Einde inhoudsopgave
Richtlijn 86/635/EEG betreffende de jaarrekening en de geconsolideerde jaarrekening van banken en andere financiële instellingen
Artikel 37
Geldend
Geldend vanaf 23-12-1986
- Bronpublicatie:
08-12-1986, PbEG 1986, L 372 (uitgifte: 31-12-1986, regelingnummer: 86/635/EEG)
- Inwerkingtreding
23-12-1986
- Bronpublicatie inwerkingtreding:
08-12-1986, PbEG 1986, L 372 (uitgifte: 31-12-1986, regelingnummer: 86/635/EEG)
- Vakgebied(en)
Jaarrekening (V)
1.
Artikel 39 van Richtlijn 78/660/EEG is van toepassing op de waardering van door kredietinstellingen gehouden vorderingen, obligaties en andere vastrentende waardepapieren, alsmede aandelen en andere niet-vastrentende waardepapieren die niet behoren tot de financiële vaste activa.
2.
Tot een latere coördinatie kunnen de Lid-Staten evenwel toestaan dat:
- a)
vorderingen op kredietinstellingen en cliënten (actiefposten 3 en 4), alsmede obligaties en andere vastrentende waardepapieren, en aandelen en andere niet-vastrentende waardepapieren welke in de actiefposten 5 en 6 worden opgenomen, niet behoren tot de financiële vaste activa in de zin van artikel 35, lid 2, en geen deel uitmaken van de handelsportefeuille, tegen een lagere waarde worden opgenomen dan die waartoe toepassing van artikel 39, lid 1, van Richtlijn 78/660/EEG zou leiden, indien zulks om redenen van voorzichtigheid wegens de bijzondere, met het bankbedrijf samenhangende risico's geboden is.
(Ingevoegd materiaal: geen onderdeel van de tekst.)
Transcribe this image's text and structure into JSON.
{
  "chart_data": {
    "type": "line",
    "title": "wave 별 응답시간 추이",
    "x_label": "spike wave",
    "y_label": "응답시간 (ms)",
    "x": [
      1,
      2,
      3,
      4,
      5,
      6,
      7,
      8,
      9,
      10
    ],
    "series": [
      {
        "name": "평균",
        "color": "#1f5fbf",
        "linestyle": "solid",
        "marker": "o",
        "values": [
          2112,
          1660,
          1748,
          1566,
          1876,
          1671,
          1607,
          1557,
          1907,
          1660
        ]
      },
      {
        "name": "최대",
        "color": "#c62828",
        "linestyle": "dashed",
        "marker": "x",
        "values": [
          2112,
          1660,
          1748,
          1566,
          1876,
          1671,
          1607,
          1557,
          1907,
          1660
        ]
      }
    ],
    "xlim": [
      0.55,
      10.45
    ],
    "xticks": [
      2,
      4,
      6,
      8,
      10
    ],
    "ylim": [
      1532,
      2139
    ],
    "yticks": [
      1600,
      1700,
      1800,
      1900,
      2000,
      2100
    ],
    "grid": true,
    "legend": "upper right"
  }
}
Het verschil tussen deze twee waarden mag evenwel niet meer bedragen dan 4 % van het totaalbedrag van deze activa na toepassing van voornoemd artikel 39;
- b)
de door toepassing van punt a) verkregen lagere waarde wordt aangehouden totdat de kredietinstelling besluit om deze aan te passen;
- c)
ingeval een Lid-Staat gebruik maakt van de door punt a) geboden keuzemogelijkheid, artikel 36, lid 1, van de onderhavige richtlijn en artikel 40, lid 2, van Richtlijn 78/660/EEG niet van toepassing zijn.